Bagi pecinta wayang yang nanti membaca buku ini, barangkali sependapat dengan saya bahwa perjalanan Surahman meniti hari, mirip-mirip dengan perjuangan Sumantri mengubah hari: meninggalkan kampung halaman tanpa bekal, ngenger atau menumpang hidup pada orang lain, menemukan jalan pengabdian, purna tugas dengan gagah berani setelah bersedia menyerahkan jiwa-raga sebagai perwira Marinir.

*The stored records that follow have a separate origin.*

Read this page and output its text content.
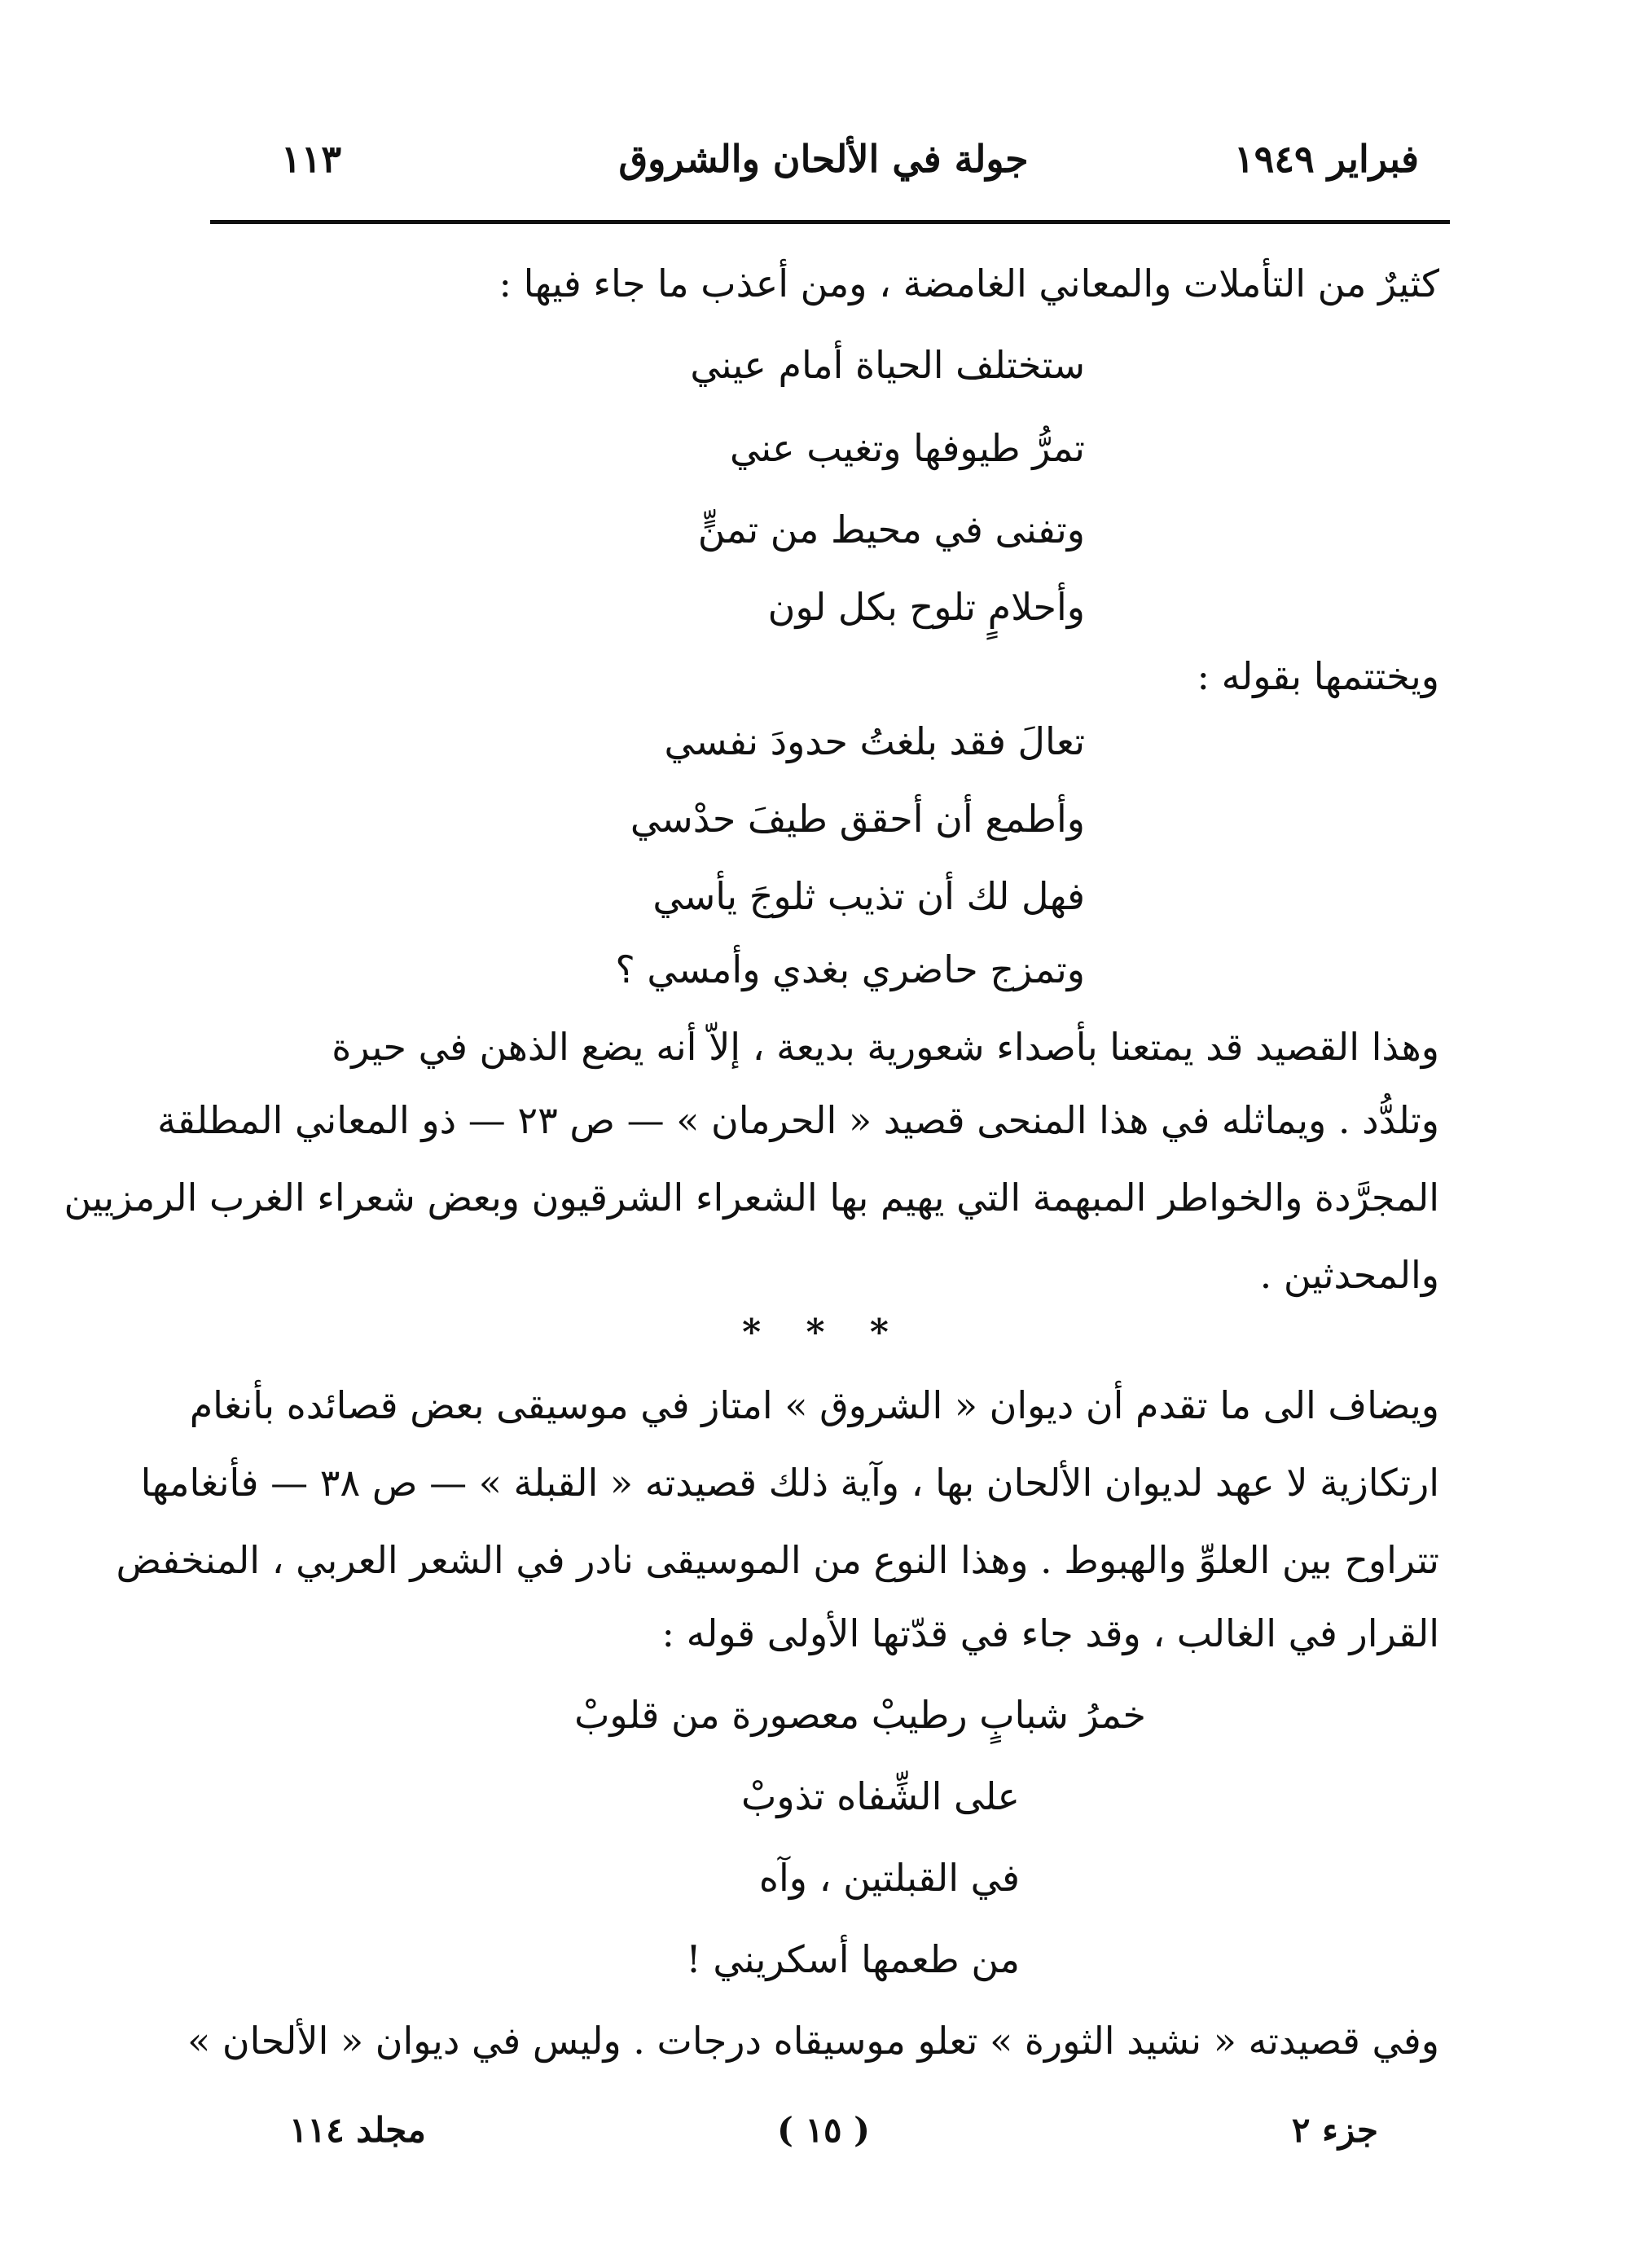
فبراير ١٩٤٩
جولة في الألحان والشروق
١١٣
كثيرٌ من التأملات والمعاني الغامضة ، ومن أعذب ما جاء فيها :
ستختلف الحياة أمام عيني
تمرُّ طيوفها وتغيب عني
وتفنى في محيط من تمنٍّ
وأحلامٍ تلوح بكل لون
ويختتمها بقوله :
تعالَ فقد بلغتُ حدودَ نفسي
وأطمع أن أحقق طيفَ حدْسي
فهل لك أن تذيب ثلوجَ يأسي
وتمزج حاضري بغدي وأمسي ؟
وهذا القصيد قد يمتعنا بأصداء شعورية بديعة ، إلاّ أنه يضع الذهن في حيرة
وتلدُّد . ويماثله في هذا المنحى قصيد « الحرمان » — ص ٢٣ — ذو المعاني المطلقة
المجرَّدة والخواطر المبهمة التي يهيم بها الشعراء الشرقيون وبعض شعراء الغرب الرمزيين
والمحدثين .
* * *
ويضاف الى ما تقدم أن ديوان « الشروق » امتاز في موسيقى بعض قصائده بأنغام
ارتكازية لا عهد لديوان الألحان بها ، وآية ذلك قصيدته « القبلة » — ص ٣٨ — فأنغامها
تتراوح بين العلوِّ والهبوط . وهذا النوع من الموسيقى نادر في الشعر العربي ، المنخفض
القرار في الغالب ، وقد جاء في قدّتها الأولى قوله :
خمرُ شبابٍ رطيبْ معصورة من قلوبْ
على الشِّفاه تذوبْ
في القبلتين ، وآه
من طعمها أسكريني !
وفي قصيدته « نشيد الثورة » تعلو موسيقاه درجات . وليس في ديوان « الألحان »
جزء ٢
( ١٥ )
مجلد ١١٤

Agak jarang memang, menemukan tokoh militer yang meniti karir hingga puncak, hanya dengan bekal pangkat paling bawah. Tapi tidak ada yang mustahil, karena seperti Sumantri, Surahman telah membuktikan sendiri bahwa seorang Prada, bisa menjadi perwira. Kuncinya seperti yang dicontohkan Patih Suwanda ialah guna, kaya, purun: memiliki kemauan, kaya semangat berusaha keras, dan gagah berani mengejar pendidikan dengan kemauan tinggi.

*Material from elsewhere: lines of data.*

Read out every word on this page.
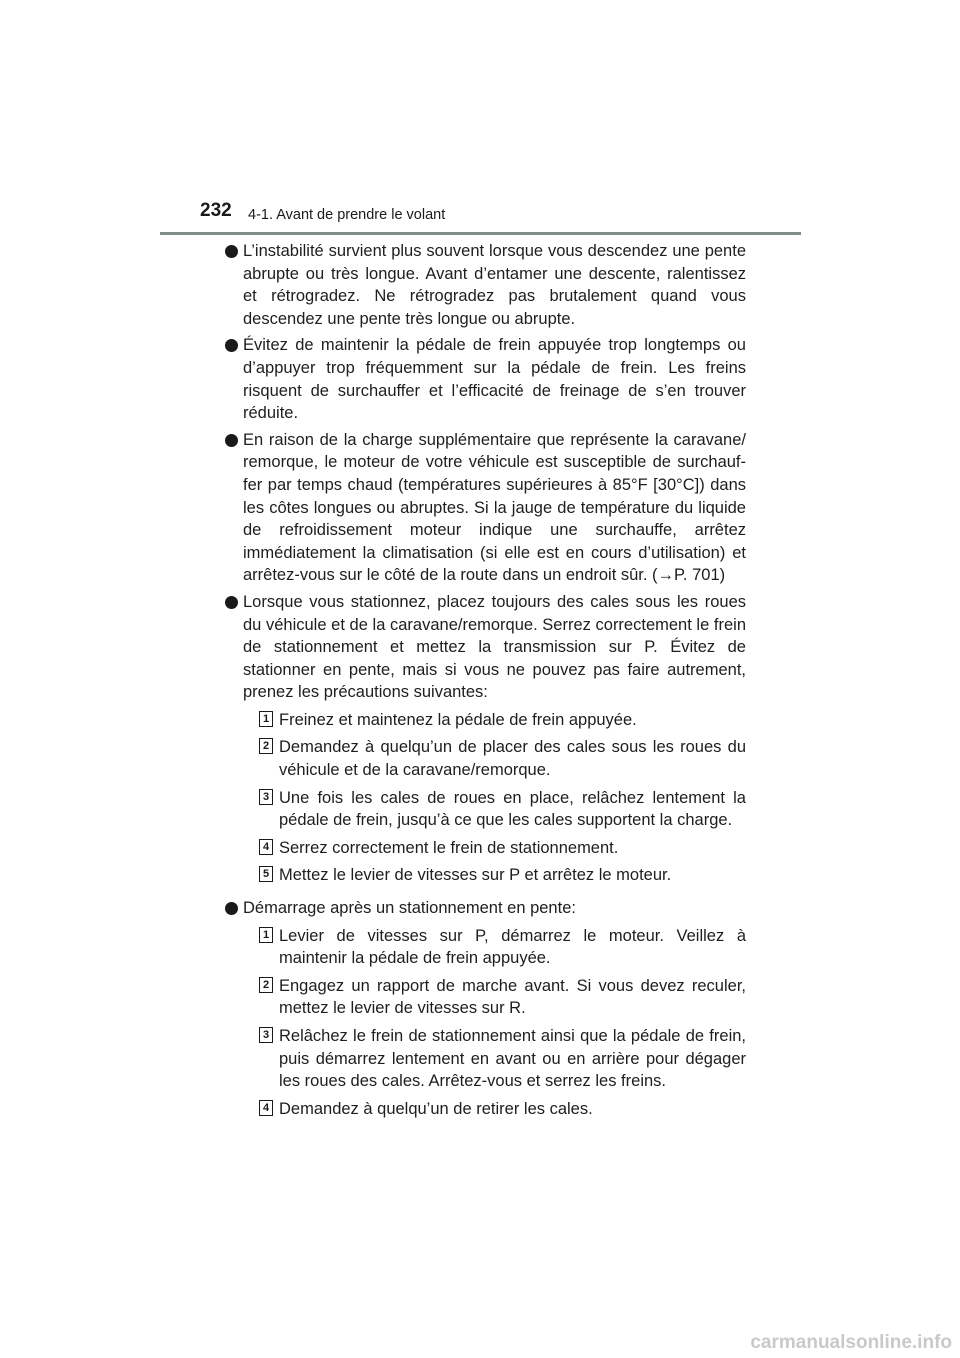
232 4-1. Avant de prendre le volant

L’instabilité survient plus souvent lorsque vous descendez une pente abrupte ou très longue. Avant d’entamer une descente, ralentissez et rétrogradez. Ne rétrogradez pas brutalement quand vous descendez une pente très longue ou abrupte.

Évitez de maintenir la pédale de frein appuyée trop longtemps ou d’appuyer trop fréquemment sur la pédale de frein. Les freins risquent de surchauffer et l’efficacité de freinage de s’en trouver réduite.

En raison de la charge supplémentaire que représente la caravane/ remorque, le moteur de votre véhicule est susceptible de surchauf- fer par temps chaud (températures supérieures à 85°F [30°C]) dans les côtes longues ou abruptes. Si la jauge de température du liquide de refroidissement moteur indique une surchauffe, arrêtez immédiatement la climatisation (si elle est en cours d’utilisation) et arrêtez-vous sur le côté de la route dans un endroit sûr. (→P. 701)

Lorsque vous stationnez, placez toujours des cales sous les roues du véhicule et de la caravane/remorque. Serrez correctement le frein de stationnement et mettez la transmission sur P. Évitez de stationner en pente, mais si vous ne pouvez pas faire autrement, prenez les précautions suivantes:

1 Freinez et maintenez la pédale de frein appuyée.

2 Demandez à quelqu’un de placer des cales sous les roues du véhicule et de la caravane/remorque.

3 Une fois les cales de roues en place, relâchez lentement la pédale de frein, jusqu’à ce que les cales supportent la charge.

4 Serrez correctement le frein de stationnement.

5 Mettez le levier de vitesses sur P et arrêtez le moteur.

Démarrage après un stationnement en pente:

1 Levier de vitesses sur P, démarrez le moteur. Veillez à maintenir la pédale de frein appuyée.

2 Engagez un rapport de marche avant. Si vous devez reculer, mettez le levier de vitesses sur R.

3 Relâchez le frein de stationnement ainsi que la pédale de frein, puis démarrez lentement en avant ou en arrière pour dégager les roues des cales. Arrêtez-vous et serrez les freins.

4 Demandez à quelqu’un de retirer les cales.

carmanualsonline.info
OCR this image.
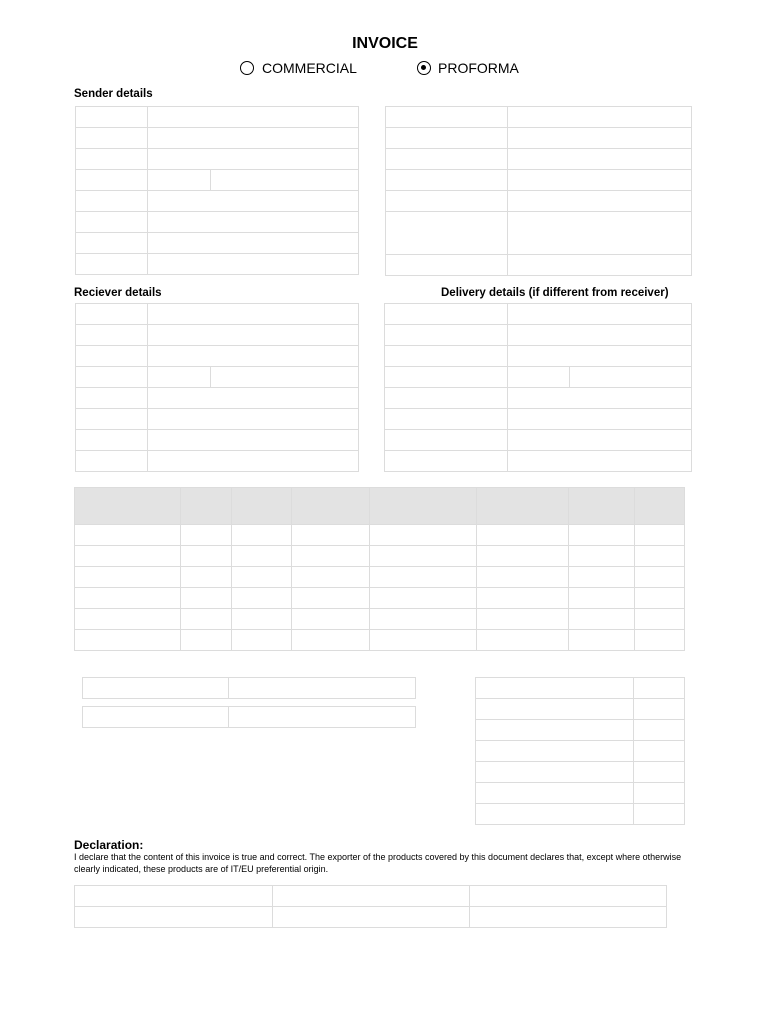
INVOICE
COMMERCIAL	PROFORMA
Sender details

Reciever details	Delivery details (if different from receiver)

Declaration:
I declare that the content of this invoice is true and correct. The exporter of the products covered by this document declares that, except where otherwise clearly indicated, these products are of IT/EU preferential origin.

Buku ini, semakin menemukan bentuknya sebagai sebuah teladan, karena ditulis dengan gaya yang begitu sederhana oleh Syahnoer. Sebagai wartawan pra senior, Syahnoer tentu saja mampu memilih gaya menulis yang pas untuk memindahkan kisah Surahman, yang haru-biru, sehingga memiliki jiwa ketika dituturkan dalam tulisan. Dan, dengan gaya bahasa yang bersahaja, tulisan ini menjadi terasa nyata, tidak dibuat-buat, tanpa hiperbola.
Maka begitulah. Menjadi editor buku ini, bagi saya serupa membaca ulang kisah Sumantri. Ada perasaan nelangsa, sendu, ikut terlecut, tapi kemudian bangga karena menemukan galihe kangkung bahwa mengabdi pada negara sejatinya tugas siapa saja. Tidak peduli, meski ia berasal dari desa dan orang tak punya. Â Itulah Sumantri. Itulah Surahman.